The former Northern Ireland secretary, left, who replaced Caroline Spelman as part of the prime minister’s reshuffle, was a shadow agriculture minister from 2005-06, but has shown little interest in waste.
Industry lobby groups the Environmental Services Association (ESA) and the Chartered Institution of Wastes Management both hoped to sell the waste sector to Paterson by tapping into his stated desire to drive economic growth.
ESA director of policy Matthew Farrow said: “With the need to get the economy moving, waste and resources should be at the heart of Defra’s thinking.”
He called on Paterson to reform procurement so that it drove demand for recycled content in products; work with the Treasury to develop tax policy options beyond landfill tax to drive waste up the hierarchy; and get the construction of waste heat networks on to the housing and infrastructure agenda.
CIWM chief executive Steve Lee said: “The waste and resource management industry is at the heart of green growth, not only through its role in helping UK plc to be more resource- efficient but also as one of the few sectors that is bucking the trend in terms of positive growth and jobs.”

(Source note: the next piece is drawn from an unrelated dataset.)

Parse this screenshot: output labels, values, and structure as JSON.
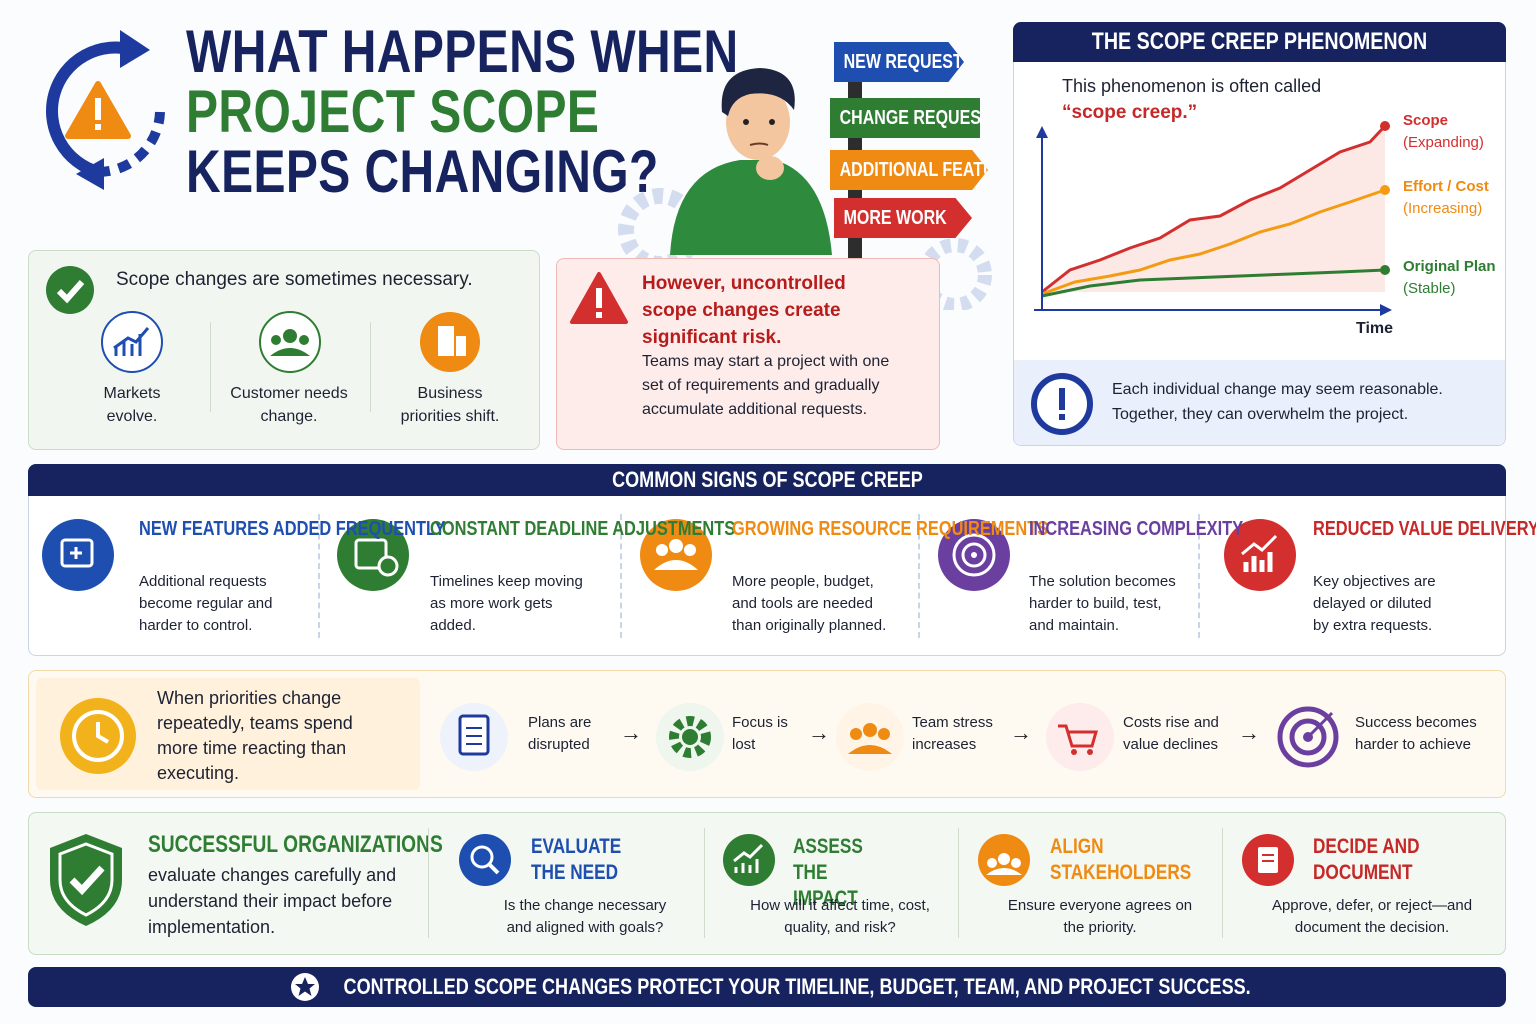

Meanwhile, renewable energy chiefs have raised concerns after it emerged that Paterson told a Cabinet meeting in June he wanted to scrap energy subsidies.
The ConservativeHome blog reported that he outlined a plan which included slashing red tape, ending all energy subsidies and fast-tracking the exploitation of shale gas.
The Renewable Energy Association urged him “to embrace the waste-to-energy agenda” while a senior industry figure warned “scrapping renewable subsidies would kill [smaller projects]”.